How do I get a second mortgage?
Applying for a second mortgage is similar to the process of applying for a first mortgage. You’ll need to submit an application that verifies your identity with two pieces of government ID, plus documents that prove your income and employment, credit score and how much equity you have in your home. You’ll also need to provide details about the property itself, so the lender can verify its value. Whether you work directly with a lender or go through a broker, they’ll tell you exactly what documentation you need to provide.
How do I qualify for a second mortgage?
When you apply for a second mortgage, lenders want to be extra sure that you can afford to make payments on two mortgages. When considering your application for a second mortgage, lenders will look at the following:
- Equity: The more equity you have in your home, the better. Lenders will also look at any other assets you own. Most lenders want to see at least 15% to 20% equity.
- Income: Lenders want to be assured that you have steady employment and earn enough income to afford both your first and second mortgage payments.

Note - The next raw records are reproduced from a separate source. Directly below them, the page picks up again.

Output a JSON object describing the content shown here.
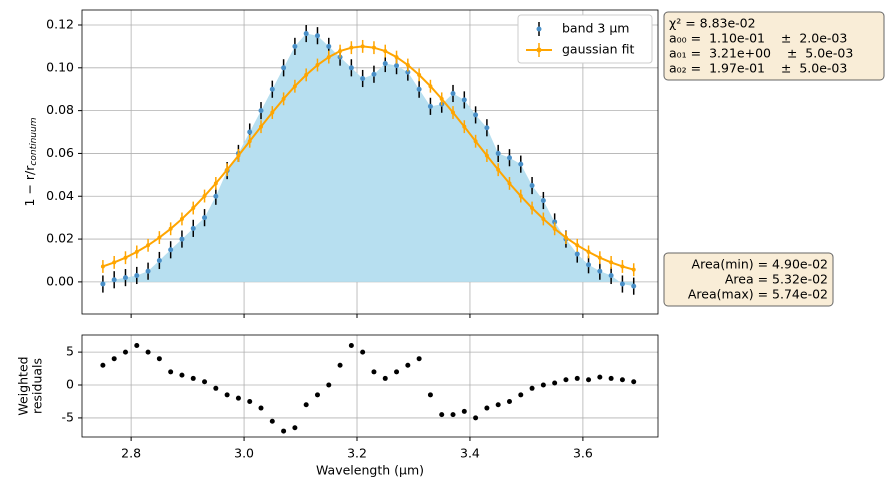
{
  "chart_data": [
    {
      "type": "errorbar",
      "ylabel": "1 − r/r",
      "ylabel_subscript": "continuum",
      "x": [
        2.75,
        2.77,
        2.79,
        2.81,
        2.83,
        2.85,
        2.87,
        2.89,
        2.91,
        2.93,
        2.95,
        2.97,
        2.99,
        3.01,
        3.03,
        3.05,
        3.07,
        3.09,
        3.11,
        3.13,
        3.15,
        3.17,
        3.19,
        3.21,
        3.23,
        3.25,
        3.27,
        3.29,
        3.31,
        3.33,
        3.35,
        3.37,
        3.39,
        3.41,
        3.43,
        3.45,
        3.47,
        3.49,
        3.51,
        3.53,
        3.55,
        3.57,
        3.59,
        3.61,
        3.63,
        3.65,
        3.67,
        3.69
      ],
      "series": [
        {
          "name": "band 3 µm",
          "color": "#4a90c8",
          "errcolor": "#000000",
          "values": [
            -0.001,
            0.001,
            0.002,
            0.003,
            0.005,
            0.01,
            0.015,
            0.02,
            0.025,
            0.03,
            0.04,
            0.052,
            0.06,
            0.07,
            0.08,
            0.09,
            0.1,
            0.11,
            0.116,
            0.115,
            0.11,
            0.105,
            0.1,
            0.095,
            0.097,
            0.102,
            0.101,
            0.098,
            0.09,
            0.082,
            0.083,
            0.088,
            0.085,
            0.078,
            0.072,
            0.06,
            0.058,
            0.055,
            0.045,
            0.038,
            0.028,
            0.02,
            0.013,
            0.008,
            0.005,
            0.003,
            -0.001,
            -0.002
          ],
          "errors": [
            0.004,
            0.004,
            0.004,
            0.004,
            0.004,
            0.004,
            0.004,
            0.004,
            0.004,
            0.004,
            0.004,
            0.004,
            0.004,
            0.004,
            0.004,
            0.004,
            0.004,
            0.004,
            0.004,
            0.004,
            0.004,
            0.004,
            0.004,
            0.004,
            0.004,
            0.004,
            0.004,
            0.004,
            0.004,
            0.004,
            0.004,
            0.004,
            0.004,
            0.004,
            0.004,
            0.004,
            0.004,
            0.004,
            0.004,
            0.004,
            0.004,
            0.004,
            0.004,
            0.004,
            0.004,
            0.004,
            0.004,
            0.004
          ]
        },
        {
          "name": "gaussian fit",
          "color": "#ffa500",
          "errcolor": "#ffa500",
          "values": [
            0.0072,
            0.0091,
            0.0113,
            0.014,
            0.0171,
            0.0207,
            0.0248,
            0.0294,
            0.0345,
            0.0401,
            0.046,
            0.0524,
            0.059,
            0.0657,
            0.0725,
            0.0791,
            0.0855,
            0.0914,
            0.0967,
            0.1013,
            0.105,
            0.1078,
            0.1094,
            0.11,
            0.1094,
            0.1078,
            0.105,
            0.1013,
            0.0967,
            0.0914,
            0.0855,
            0.0791,
            0.0725,
            0.0657,
            0.059,
            0.0524,
            0.046,
            0.0401,
            0.0345,
            0.0294,
            0.0248,
            0.0207,
            0.0171,
            0.014,
            0.0113,
            0.0091,
            0.0072,
            0.0057
          ],
          "errors": [
            0.003,
            0.003,
            0.003,
            0.003,
            0.003,
            0.003,
            0.003,
            0.003,
            0.003,
            0.003,
            0.003,
            0.003,
            0.003,
            0.003,
            0.003,
            0.003,
            0.003,
            0.003,
            0.003,
            0.003,
            0.003,
            0.003,
            0.003,
            0.003,
            0.003,
            0.003,
            0.003,
            0.003,
            0.003,
            0.003,
            0.003,
            0.003,
            0.003,
            0.003,
            0.003,
            0.003,
            0.003,
            0.003,
            0.003,
            0.003,
            0.003,
            0.003,
            0.003,
            0.003,
            0.003,
            0.003,
            0.003,
            0.003
          ]
        }
      ],
      "fill_color": "#b7dff0",
      "xlim": [
        2.713,
        3.733
      ],
      "xticks": [
        2.8,
        3.0,
        3.2,
        3.4,
        3.6
      ],
      "ylim": [
        -0.015,
        0.127
      ],
      "yticks": [
        0.0,
        0.02,
        0.04,
        0.06,
        0.08,
        0.1,
        0.12
      ],
      "ytick_labels": [
        "0.00",
        "0.02",
        "0.04",
        "0.06",
        "0.08",
        "0.10",
        "0.12"
      ],
      "grid": true,
      "legend": "upper right",
      "annotations": [
        {
          "lines": [
            "χ² = 8.83e-02",
            "a₀₀ =  1.10e-01    ±  2.0e-03",
            "a₀₁ =  3.21e+00    ±  5.0e-03",
            "a₀₂ =  1.97e-01    ±  5.0e-03"
          ],
          "align": "left"
        },
        {
          "lines": [
            "Area(min) = 4.90e-02",
            "Area = 5.32e-02",
            "Area(max) = 5.74e-02"
          ],
          "align": "right"
        }
      ]
    },
    {
      "type": "scatter",
      "xlabel": "Wavelength (μm)",
      "ylabel": [
        "Weighted",
        "residuals"
      ],
      "x": [
        2.75,
        2.77,
        2.79,
        2.81,
        2.83,
        2.85,
        2.87,
        2.89,
        2.91,
        2.93,
        2.95,
        2.97,
        2.99,
        3.01,
        3.03,
        3.05,
        3.07,
        3.09,
        3.11,
        3.13,
        3.15,
        3.17,
        3.19,
        3.21,
        3.23,
        3.25,
        3.27,
        3.29,
        3.31,
        3.33,
        3.35,
        3.37,
        3.39,
        3.41,
        3.43,
        3.45,
        3.47,
        3.49,
        3.51,
        3.53,
        3.55,
        3.57,
        3.59,
        3.61,
        3.63,
        3.65,
        3.67,
        3.69
      ],
      "values": [
        3,
        4,
        5,
        6,
        5,
        4,
        2,
        1.5,
        1,
        0.5,
        -0.5,
        -1.5,
        -2,
        -2.5,
        -3.5,
        -5.5,
        -7,
        -6.5,
        -3,
        -1.5,
        0,
        3,
        6,
        5,
        2,
        1,
        2,
        3,
        4,
        -1.5,
        -4.5,
        -4.5,
        -4,
        -5,
        -3.5,
        -3,
        -2.5,
        -1.5,
        -0.5,
        0,
        0.3,
        0.8,
        1,
        0.8,
        1.2,
        1,
        0.8,
        0.5
      ],
      "color": "#000000",
      "xlim": [
        2.713,
        3.733
      ],
      "xticks": [
        2.8,
        3.0,
        3.2,
        3.4,
        3.6
      ],
      "ylim": [
        -7.9,
        7.6
      ],
      "yticks": [
        -5,
        0,
        5
      ],
      "grid": true
    }
  ]
}
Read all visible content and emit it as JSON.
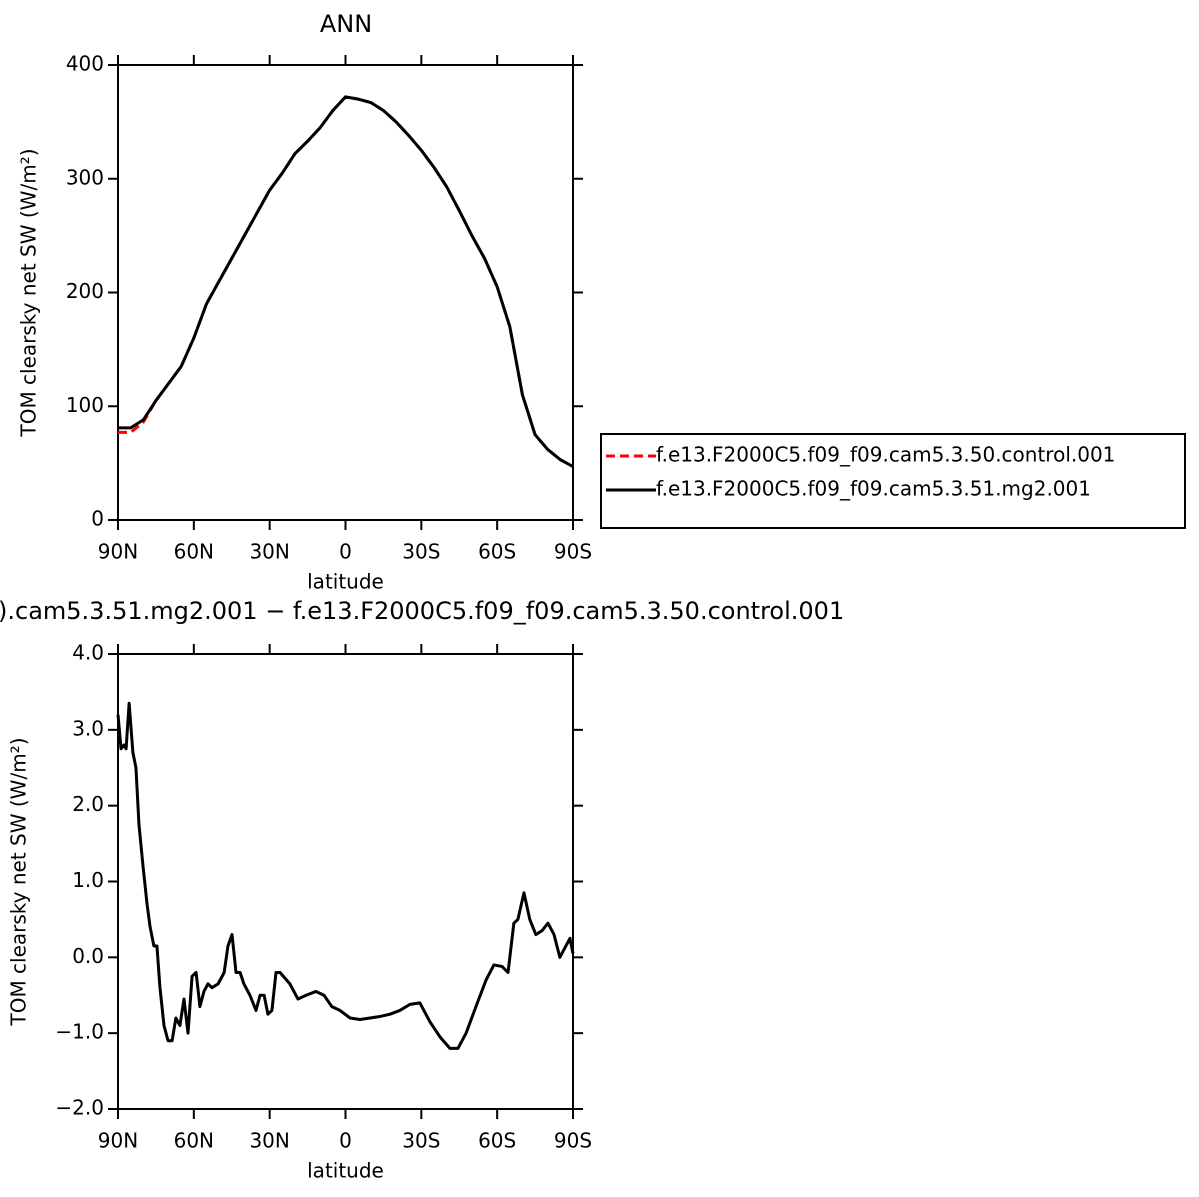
{
  "chart_data": [
    {
      "type": "line",
      "title": "ANN",
      "xlabel": "latitude",
      "ylabel": "TOM clearsky net SW (W/m²)",
      "x": [
        90,
        85,
        80,
        75,
        70,
        65,
        60,
        55,
        50,
        45,
        40,
        35,
        30,
        25,
        20,
        15,
        10,
        5,
        0,
        -5,
        -10,
        -15,
        -20,
        -25,
        -30,
        -35,
        -40,
        -45,
        -50,
        -55,
        -60,
        -65,
        -70,
        -75,
        -80,
        -85,
        -90
      ],
      "series": [
        {
          "name": "f.e13.F2000C5.f09_f09.cam5.3.50.control.001",
          "color": "#ff0000",
          "linestyle": "dashed",
          "values": [
            77,
            77,
            86,
            105,
            120,
            135,
            160,
            190,
            210,
            230,
            250,
            270,
            290,
            305,
            322,
            333,
            345,
            360,
            372,
            370,
            367,
            360,
            350,
            338,
            325,
            310,
            293,
            272,
            250,
            230,
            205,
            170,
            110,
            75,
            62,
            53,
            47
          ]
        },
        {
          "name": "f.e13.F2000C5.f09_f09.cam5.3.51.mg2.001",
          "color": "#000000",
          "linestyle": "solid",
          "values": [
            81,
            81,
            88,
            105,
            120,
            135,
            160,
            190,
            210,
            230,
            250,
            270,
            290,
            305,
            322,
            333,
            345,
            360,
            372,
            370,
            367,
            360,
            350,
            338,
            325,
            310,
            293,
            272,
            250,
            230,
            205,
            170,
            110,
            75,
            62,
            53,
            47
          ]
        }
      ],
      "xlim": [
        90,
        -90
      ],
      "xticks": [
        {
          "value": 90,
          "label": "90N"
        },
        {
          "value": 60,
          "label": "60N"
        },
        {
          "value": 30,
          "label": "30N"
        },
        0,
        {
          "value": -30,
          "label": "30S"
        },
        {
          "value": -60,
          "label": "60S"
        },
        {
          "value": -90,
          "label": "90S"
        }
      ],
      "ylim": [
        0,
        400
      ],
      "yticks": [
        0,
        100,
        200,
        300,
        400
      ],
      "legend": "right"
    },
    {
      "type": "line",
      "title": ").cam5.3.51.mg2.001 − f.e13.F2000C5.f09_f09.cam5.3.50.control.001",
      "xlabel": "latitude",
      "ylabel": "TOM clearsky net SW (W/m²)",
      "x": [
        90,
        88.8,
        87.6,
        86.8,
        85.6,
        84.1,
        82.9,
        81.7,
        80.1,
        78.5,
        77.3,
        75.8,
        74.6,
        73.4,
        71.8,
        70.2,
        68.6,
        67.1,
        65.5,
        63.9,
        62.3,
        60.7,
        59.1,
        57.6,
        56,
        54.4,
        52.8,
        50.4,
        48,
        46.5,
        44.9,
        43.3,
        41.7,
        40.2,
        37.8,
        35.4,
        33.8,
        32.2,
        30.7,
        29.1,
        27.5,
        25.9,
        22,
        18.8,
        15.6,
        11.7,
        8.5,
        5.4,
        2.2,
        -1.8,
        -5.7,
        -9.7,
        -13.6,
        -17.6,
        -21.5,
        -25.5,
        -29.4,
        -33.4,
        -37.4,
        -41.3,
        -44.5,
        -47.7,
        -51.6,
        -55.6,
        -58.7,
        -61.9,
        -64.3,
        -66.6,
        -68.2,
        -70.6,
        -72.9,
        -75.3,
        -77.7,
        -80.1,
        -82.5,
        -84.8,
        -87.2,
        -88.8,
        -90
      ],
      "series": [
        {
          "color": "#000000",
          "linestyle": "solid",
          "values": [
            3.2,
            2.75,
            2.8,
            2.75,
            3.35,
            2.7,
            2.5,
            1.75,
            1.2,
            0.7,
            0.4,
            0.15,
            0.15,
            -0.4,
            -0.9,
            -1.1,
            -1.1,
            -0.8,
            -0.9,
            -0.55,
            -1.0,
            -0.25,
            -0.2,
            -0.65,
            -0.45,
            -0.35,
            -0.4,
            -0.35,
            -0.2,
            0.15,
            0.3,
            -0.2,
            -0.2,
            -0.35,
            -0.5,
            -0.7,
            -0.5,
            -0.5,
            -0.75,
            -0.7,
            -0.2,
            -0.2,
            -0.35,
            -0.55,
            -0.5,
            -0.45,
            -0.5,
            -0.65,
            -0.7,
            -0.8,
            -0.82,
            -0.8,
            -0.78,
            -0.75,
            -0.7,
            -0.62,
            -0.6,
            -0.85,
            -1.05,
            -1.2,
            -1.2,
            -1.0,
            -0.65,
            -0.3,
            -0.1,
            -0.12,
            -0.2,
            0.45,
            0.5,
            0.85,
            0.5,
            0.3,
            0.35,
            0.45,
            0.3,
            0.0,
            0.15,
            0.25,
            0.05
          ]
        }
      ],
      "xlim": [
        90,
        -90
      ],
      "xticks": [
        {
          "value": 90,
          "label": "90N"
        },
        {
          "value": 60,
          "label": "60N"
        },
        {
          "value": 30,
          "label": "30N"
        },
        0,
        {
          "value": -30,
          "label": "30S"
        },
        {
          "value": -60,
          "label": "60S"
        },
        {
          "value": -90,
          "label": "90S"
        }
      ],
      "ylim": [
        -2,
        4
      ],
      "yticks": [
        {
          "value": -2,
          "label": "−2.0"
        },
        {
          "value": -1,
          "label": "−1.0"
        },
        {
          "value": 0,
          "label": "0.0"
        },
        {
          "value": 1,
          "label": "1.0"
        },
        {
          "value": 2,
          "label": "2.0"
        },
        {
          "value": 3,
          "label": "3.0"
        },
        {
          "value": 4,
          "label": "4.0"
        }
      ]
    }
  ]
}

- Credit score: Having a high credit score makes you a reliable borrower in the eyes of lenders. However, second mortgages may still be an option if you have a lower credit score because your home is secured as collateral.
How much can I borrow?
The amount you can borrow depends on how much equity you have in your home, and how much money you owe on your mortgage. In Canada, the maximum amount you can borrow for a second mortgage is up to 80% of your home’s appraised value, minus your mortgage balance.
For example, if your home is valued at $500,000, 80% of that amount is $400,000. If you have $250,000 left on your mortgage, you may be eligible to borrow up to $150,000.
When you take out a second mortgage in the form of a home equity loan, you’ll receive the funds as a one-time lump sum deposit. Just like your primary mortgage, you’ll be required to make repayments on a schedule set out in your second mortgage contract.
Which lenders provide second mortgage loans?
All major lenders in Canada offer options to borrow money using your home equity, whether it’s through a home equity loan, refinancing or a HELOC. Second mortgages can also be obtained through private lenders. Every lender will have its own terms and conditions around what you need to qualify, how much you can borrow and interest rates. Many lenders list their posted second mortgage interest rates on their websites.